Note: This review is from 2010

Review by Steve Bennett

This jaunty lunchtime cabaret aperitif showcases the talents of Upper-Class Rapper Mr B The Gentleman Rhymer, sultry chanteuse Sarah Louise Young and dandy ukulele strummer Des O’Connor, who is not, it will come as little surprise to learn, the septuagenarian TV host. You would have thought Equity might have something to say about the name.

But if you were looking for an older entertainer with whom to compare O’Connor, Nicholas Parsons spring more readily to mind, with his, obsequious cod-sincerity and penchant for unnecessarily ornate language, camply commenting, for example, that he’s struck by the ‘pulchritude’ of the crowd.

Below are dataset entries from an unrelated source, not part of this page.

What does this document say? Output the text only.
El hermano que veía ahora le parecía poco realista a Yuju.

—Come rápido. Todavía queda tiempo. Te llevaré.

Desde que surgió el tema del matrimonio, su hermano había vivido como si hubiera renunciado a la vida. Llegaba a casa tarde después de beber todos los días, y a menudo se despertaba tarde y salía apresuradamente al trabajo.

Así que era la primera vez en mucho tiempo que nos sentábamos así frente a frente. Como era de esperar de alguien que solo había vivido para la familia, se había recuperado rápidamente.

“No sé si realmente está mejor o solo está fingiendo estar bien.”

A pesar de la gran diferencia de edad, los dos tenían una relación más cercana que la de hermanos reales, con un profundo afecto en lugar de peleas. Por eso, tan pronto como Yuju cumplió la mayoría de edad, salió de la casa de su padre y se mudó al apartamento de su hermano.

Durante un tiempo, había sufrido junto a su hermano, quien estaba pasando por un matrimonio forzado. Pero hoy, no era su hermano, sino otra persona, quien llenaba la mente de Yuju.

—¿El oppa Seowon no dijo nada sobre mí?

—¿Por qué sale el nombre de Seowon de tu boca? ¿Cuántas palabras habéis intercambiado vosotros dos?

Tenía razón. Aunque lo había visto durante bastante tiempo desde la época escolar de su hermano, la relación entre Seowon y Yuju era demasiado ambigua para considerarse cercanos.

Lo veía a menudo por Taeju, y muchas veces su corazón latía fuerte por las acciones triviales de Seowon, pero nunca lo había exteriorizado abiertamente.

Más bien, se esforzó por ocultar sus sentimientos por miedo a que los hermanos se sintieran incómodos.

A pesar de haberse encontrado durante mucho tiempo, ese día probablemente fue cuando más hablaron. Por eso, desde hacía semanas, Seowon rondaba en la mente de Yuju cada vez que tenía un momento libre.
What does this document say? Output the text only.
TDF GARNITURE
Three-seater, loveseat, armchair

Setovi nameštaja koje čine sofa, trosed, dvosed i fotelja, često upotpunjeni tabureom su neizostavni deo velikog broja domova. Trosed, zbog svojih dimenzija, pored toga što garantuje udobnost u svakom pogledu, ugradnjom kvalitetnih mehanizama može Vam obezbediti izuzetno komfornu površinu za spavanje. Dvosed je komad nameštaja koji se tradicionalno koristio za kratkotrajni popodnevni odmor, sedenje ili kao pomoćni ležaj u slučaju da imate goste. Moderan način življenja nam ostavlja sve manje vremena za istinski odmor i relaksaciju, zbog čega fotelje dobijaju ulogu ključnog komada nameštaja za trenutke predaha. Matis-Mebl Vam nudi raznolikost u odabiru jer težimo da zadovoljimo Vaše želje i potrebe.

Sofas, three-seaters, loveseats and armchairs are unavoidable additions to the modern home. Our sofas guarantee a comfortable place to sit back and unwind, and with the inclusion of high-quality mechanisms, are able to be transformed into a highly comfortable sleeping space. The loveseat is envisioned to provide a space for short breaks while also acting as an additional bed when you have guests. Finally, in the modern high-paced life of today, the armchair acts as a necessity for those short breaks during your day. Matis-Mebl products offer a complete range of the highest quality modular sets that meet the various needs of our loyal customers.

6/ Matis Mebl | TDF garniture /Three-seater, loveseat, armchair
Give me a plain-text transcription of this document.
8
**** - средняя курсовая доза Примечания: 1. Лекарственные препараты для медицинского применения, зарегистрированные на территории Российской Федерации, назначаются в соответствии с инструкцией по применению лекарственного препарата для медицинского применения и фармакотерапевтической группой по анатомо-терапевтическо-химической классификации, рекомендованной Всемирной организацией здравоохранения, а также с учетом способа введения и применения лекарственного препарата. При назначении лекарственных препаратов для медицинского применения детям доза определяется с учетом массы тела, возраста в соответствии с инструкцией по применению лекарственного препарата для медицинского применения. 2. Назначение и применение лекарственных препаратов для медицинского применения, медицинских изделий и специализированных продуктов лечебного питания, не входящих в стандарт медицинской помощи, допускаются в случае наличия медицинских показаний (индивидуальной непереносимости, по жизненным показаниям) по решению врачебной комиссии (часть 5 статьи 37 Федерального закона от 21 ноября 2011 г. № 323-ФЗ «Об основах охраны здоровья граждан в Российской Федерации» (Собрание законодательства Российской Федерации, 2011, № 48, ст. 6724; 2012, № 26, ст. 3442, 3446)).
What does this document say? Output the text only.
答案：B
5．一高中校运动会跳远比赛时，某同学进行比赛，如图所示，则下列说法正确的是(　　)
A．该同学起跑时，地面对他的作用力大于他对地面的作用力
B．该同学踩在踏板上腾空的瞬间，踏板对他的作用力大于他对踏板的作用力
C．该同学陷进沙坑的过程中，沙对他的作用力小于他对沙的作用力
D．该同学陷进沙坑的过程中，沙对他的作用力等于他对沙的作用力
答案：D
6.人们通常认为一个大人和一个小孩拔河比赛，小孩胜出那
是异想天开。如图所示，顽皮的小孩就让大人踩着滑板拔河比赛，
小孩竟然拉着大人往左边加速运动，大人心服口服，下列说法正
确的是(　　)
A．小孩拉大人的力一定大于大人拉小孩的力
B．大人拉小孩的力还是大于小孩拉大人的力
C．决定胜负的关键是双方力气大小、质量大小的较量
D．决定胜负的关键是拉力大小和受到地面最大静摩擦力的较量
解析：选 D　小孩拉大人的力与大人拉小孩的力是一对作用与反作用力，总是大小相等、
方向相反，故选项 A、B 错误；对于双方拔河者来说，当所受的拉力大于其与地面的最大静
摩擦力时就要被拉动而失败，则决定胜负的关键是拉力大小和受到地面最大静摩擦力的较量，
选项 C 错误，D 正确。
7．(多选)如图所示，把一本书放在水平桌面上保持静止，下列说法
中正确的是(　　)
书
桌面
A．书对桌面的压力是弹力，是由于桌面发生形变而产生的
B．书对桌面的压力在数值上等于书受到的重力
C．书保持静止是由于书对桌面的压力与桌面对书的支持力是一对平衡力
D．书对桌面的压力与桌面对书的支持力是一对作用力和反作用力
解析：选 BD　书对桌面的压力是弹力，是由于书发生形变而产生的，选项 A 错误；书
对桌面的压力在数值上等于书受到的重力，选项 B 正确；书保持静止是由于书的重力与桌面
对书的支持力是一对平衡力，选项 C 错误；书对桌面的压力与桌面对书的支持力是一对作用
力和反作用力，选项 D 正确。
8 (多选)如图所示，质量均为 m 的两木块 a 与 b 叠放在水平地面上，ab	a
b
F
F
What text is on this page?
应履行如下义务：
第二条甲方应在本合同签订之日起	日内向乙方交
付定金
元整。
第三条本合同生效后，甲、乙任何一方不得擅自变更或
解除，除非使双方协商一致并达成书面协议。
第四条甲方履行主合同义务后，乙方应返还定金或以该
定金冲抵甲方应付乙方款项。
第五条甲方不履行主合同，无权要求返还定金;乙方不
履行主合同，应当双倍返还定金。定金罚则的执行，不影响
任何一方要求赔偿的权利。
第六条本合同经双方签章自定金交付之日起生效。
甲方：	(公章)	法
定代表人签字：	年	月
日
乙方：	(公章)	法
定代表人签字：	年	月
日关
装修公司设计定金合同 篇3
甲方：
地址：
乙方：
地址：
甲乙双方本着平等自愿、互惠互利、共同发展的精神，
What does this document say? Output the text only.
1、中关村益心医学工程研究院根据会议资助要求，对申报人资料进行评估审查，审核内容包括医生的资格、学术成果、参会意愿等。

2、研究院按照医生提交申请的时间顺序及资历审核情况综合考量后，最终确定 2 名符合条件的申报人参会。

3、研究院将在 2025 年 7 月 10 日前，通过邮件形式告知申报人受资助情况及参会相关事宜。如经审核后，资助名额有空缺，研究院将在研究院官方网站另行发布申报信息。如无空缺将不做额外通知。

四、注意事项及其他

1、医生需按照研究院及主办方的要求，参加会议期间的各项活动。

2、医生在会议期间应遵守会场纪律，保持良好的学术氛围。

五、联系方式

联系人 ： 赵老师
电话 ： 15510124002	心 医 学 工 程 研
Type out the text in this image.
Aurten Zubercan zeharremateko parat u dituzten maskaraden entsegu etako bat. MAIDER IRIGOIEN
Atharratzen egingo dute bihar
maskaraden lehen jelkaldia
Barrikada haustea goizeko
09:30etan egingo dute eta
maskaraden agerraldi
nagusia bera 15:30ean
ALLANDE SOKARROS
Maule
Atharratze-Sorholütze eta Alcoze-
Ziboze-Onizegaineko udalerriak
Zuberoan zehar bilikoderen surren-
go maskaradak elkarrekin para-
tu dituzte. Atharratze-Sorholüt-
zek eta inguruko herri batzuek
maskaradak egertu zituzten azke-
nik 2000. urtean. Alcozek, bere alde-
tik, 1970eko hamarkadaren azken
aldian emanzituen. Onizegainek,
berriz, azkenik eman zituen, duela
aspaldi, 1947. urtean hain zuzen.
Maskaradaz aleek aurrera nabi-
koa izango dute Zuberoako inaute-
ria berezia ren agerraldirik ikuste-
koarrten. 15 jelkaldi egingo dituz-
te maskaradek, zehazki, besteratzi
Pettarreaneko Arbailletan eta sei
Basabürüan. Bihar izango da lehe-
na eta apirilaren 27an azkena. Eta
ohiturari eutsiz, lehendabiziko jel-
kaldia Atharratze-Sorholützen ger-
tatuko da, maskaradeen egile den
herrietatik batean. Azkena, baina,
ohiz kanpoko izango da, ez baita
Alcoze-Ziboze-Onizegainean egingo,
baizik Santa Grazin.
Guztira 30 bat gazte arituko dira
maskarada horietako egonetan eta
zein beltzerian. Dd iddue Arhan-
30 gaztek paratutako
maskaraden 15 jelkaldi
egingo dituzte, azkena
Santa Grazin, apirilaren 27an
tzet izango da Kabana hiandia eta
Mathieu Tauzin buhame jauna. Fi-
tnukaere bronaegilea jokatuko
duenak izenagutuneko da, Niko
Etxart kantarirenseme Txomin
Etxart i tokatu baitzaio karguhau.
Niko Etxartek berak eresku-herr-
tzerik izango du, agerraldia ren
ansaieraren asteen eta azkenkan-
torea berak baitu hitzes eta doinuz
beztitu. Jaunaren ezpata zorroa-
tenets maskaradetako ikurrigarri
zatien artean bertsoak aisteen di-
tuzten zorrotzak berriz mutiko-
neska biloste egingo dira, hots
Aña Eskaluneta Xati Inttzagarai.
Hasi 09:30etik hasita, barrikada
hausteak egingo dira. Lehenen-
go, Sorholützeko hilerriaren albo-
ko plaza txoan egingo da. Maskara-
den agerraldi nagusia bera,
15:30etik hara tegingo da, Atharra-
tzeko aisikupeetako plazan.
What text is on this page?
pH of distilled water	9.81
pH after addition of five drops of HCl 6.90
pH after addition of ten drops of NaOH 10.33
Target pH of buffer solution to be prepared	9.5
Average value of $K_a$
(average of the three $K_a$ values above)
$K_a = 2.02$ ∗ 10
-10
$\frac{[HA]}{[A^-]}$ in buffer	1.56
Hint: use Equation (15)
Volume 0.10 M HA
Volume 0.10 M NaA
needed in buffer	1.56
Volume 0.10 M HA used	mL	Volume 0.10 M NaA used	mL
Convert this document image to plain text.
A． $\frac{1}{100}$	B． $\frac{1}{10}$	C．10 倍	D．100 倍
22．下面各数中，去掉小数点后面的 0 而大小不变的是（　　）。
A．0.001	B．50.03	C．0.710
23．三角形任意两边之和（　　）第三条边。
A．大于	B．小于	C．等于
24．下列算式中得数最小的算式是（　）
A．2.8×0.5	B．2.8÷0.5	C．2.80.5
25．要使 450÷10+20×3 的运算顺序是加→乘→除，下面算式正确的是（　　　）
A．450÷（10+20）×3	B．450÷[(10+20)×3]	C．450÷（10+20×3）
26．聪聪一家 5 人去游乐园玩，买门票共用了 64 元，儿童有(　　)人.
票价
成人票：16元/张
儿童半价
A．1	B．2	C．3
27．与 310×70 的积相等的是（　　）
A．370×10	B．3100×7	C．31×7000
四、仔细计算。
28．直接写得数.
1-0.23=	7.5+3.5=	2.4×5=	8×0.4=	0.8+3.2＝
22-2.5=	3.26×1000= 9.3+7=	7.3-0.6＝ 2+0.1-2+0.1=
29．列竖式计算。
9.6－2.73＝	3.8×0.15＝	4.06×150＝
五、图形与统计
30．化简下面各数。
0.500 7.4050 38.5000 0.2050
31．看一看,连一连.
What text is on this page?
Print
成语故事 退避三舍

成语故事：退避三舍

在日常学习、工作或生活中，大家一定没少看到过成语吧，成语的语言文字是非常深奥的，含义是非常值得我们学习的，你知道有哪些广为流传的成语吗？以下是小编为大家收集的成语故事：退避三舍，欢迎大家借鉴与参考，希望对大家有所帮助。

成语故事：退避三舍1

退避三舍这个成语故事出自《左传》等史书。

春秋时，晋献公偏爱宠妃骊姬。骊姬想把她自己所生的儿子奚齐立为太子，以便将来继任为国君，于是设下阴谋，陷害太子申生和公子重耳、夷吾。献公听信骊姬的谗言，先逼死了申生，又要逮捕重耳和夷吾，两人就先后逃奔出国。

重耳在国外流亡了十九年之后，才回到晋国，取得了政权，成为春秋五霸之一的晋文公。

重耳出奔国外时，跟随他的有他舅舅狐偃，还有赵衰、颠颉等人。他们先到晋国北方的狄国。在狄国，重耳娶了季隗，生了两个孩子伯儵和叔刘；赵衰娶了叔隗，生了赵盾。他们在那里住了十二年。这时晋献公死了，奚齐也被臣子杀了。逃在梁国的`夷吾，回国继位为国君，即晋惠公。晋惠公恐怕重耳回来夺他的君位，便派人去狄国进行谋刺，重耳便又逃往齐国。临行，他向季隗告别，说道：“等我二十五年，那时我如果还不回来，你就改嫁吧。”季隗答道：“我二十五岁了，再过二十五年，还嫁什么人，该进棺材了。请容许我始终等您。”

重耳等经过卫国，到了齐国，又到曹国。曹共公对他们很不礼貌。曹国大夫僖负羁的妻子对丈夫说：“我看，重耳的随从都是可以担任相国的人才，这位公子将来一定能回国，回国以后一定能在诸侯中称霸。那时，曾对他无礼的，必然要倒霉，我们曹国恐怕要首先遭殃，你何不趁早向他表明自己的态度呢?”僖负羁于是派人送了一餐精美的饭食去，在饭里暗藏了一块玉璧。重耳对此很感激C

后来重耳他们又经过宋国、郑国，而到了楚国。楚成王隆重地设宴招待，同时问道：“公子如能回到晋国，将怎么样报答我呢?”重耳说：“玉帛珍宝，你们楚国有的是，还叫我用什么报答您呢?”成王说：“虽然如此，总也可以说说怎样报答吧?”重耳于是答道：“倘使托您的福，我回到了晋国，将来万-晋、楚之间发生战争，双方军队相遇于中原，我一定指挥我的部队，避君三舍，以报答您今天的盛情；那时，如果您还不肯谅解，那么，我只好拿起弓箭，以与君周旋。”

O’Connor is the weakest link of the trio, with his speciality of twee-sounding songs with fast-paced lyrics about the likes of Prozac drug fluoxetine or fake-tanned women caked in make-up, lips pumped up on collagen. Even on a show that – in style, at least – is proud to be relatively mainstream compared to some of the darker and more interesting places cabaret is being dragged, he appears quite the throwback.

Sarah Louise Young is sort of old-fashioned, too – though an attractive woman with a strong, rangey voice singing powerful songs is timeless. Her lyrics, though, can be very much of the 21st century, with a surprisingly elegant number in praise of her fuckbuddy. That the fact the language can be so open fruity renders the age-old trick of misdirected rhyme redundant (such as rhyming blunt with runt, rather than you what you might have expected) but it doesn’t stop both she and O’Connor using the device twice in the show

In another effective song SLY, who has her own famous namesake in the porn industry, sings coolly about British reserve, which is really just an excuse to let out some repressed rage about a fairly familiar list of gripes, but done with élan.

Star of the show, however, is upper-class internet sensation Mr B – who fuses street culture with the Queen’s English his educated background has instilled in him. ‘Chap-hop’ he calls it.

While he made his name online with his own versions existing rap hits, here we are treated to several of his own compositions, accompanied by a backbeat and his banjolele. It’s been a long time since anyone called a humourous song a ‘rag’, but it seems entirely appropriated in Mr B’s case, with his witty, catchy numbers about Tim Westwood and the appeal drug culture (‘They wanted me to go to rehab/I said "that sounds nice"’).

It would be lazy to describe him as George Formby on crack cocaine – but he’s got that style and he sings about freebasing, so for once it seems entirely appropriate.